PATENT CLAIM: Process for epoxidizing aliphatic or cycloaliphatic compounds with olefinic compounds Double bonds containing at most 30, preferably at most 20 carbon atoms per double bond and boil under normal pressure at at least 50 ° C by handling this olefinic compounds with percarboxylic acids, which are formed during the reaction from carboxylic acids and Hydrogen peroxide can be formed in the presence of a) strong inorganic or organic acids and water-soluble mono- or Polysaccharides or polyalcohols or their derivatives bearing carboxyl groups or 309 650/283 b) strong inorganic or organic acids and di- or polycarboxylic acids
or c) Dehydration products of aluminum hydroxide, the composition and / or crystal structure of which lies in a range that extends _{from Al 2} O ₃ · 2H ₂ O to γ- Al ₂ O ₃ as activators, characterized in that the entrained and the resulting water during the reaction at a temperature below 100 ° C, preferably azeotropically with an inert organic solvent, distilled off, if one is dissolved in water strongly acidic activator was used, this neutralized to the extent that water from the reaction mixture Will get removed.
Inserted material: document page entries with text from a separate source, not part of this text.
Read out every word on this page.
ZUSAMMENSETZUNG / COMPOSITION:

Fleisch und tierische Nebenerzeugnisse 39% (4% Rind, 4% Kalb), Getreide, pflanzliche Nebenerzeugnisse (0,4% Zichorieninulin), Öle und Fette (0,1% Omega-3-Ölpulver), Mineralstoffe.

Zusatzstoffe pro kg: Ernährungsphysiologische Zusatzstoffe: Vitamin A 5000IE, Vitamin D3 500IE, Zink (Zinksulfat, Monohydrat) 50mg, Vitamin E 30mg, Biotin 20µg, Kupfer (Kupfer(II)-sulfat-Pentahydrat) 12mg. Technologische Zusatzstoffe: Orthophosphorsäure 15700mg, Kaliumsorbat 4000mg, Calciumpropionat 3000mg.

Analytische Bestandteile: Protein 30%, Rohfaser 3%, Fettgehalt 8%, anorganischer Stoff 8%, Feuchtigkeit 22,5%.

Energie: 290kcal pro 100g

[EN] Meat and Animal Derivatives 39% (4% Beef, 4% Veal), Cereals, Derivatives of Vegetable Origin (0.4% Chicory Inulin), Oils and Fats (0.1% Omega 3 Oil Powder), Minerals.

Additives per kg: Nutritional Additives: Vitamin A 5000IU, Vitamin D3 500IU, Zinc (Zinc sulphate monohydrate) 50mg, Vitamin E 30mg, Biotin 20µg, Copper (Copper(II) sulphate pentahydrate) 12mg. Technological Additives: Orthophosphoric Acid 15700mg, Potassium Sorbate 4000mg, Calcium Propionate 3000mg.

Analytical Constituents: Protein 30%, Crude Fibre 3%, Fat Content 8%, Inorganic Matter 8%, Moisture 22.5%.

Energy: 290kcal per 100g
Considered publications: German Auslegeschriften No. 1019 307, 1024 514, 316; U.S. Patent Nos. 2,785,185; 2,903,465; British Patent No. 868,890; Karr er, Textbook of Organic Chemistry, 9th Edition, 1943, pp. 259 to 260; Industrial & Engineering Chemistry, 1946, p. 1229; Journal of the American Chemical Society, Vol. 66, 1944, p. 1926; Journal of the American Oil Chemists' Society, Vol. 31, 1954, pp. 363 to 365. Older patents considered: German patents No. 1 084 712, 1082 263, 614.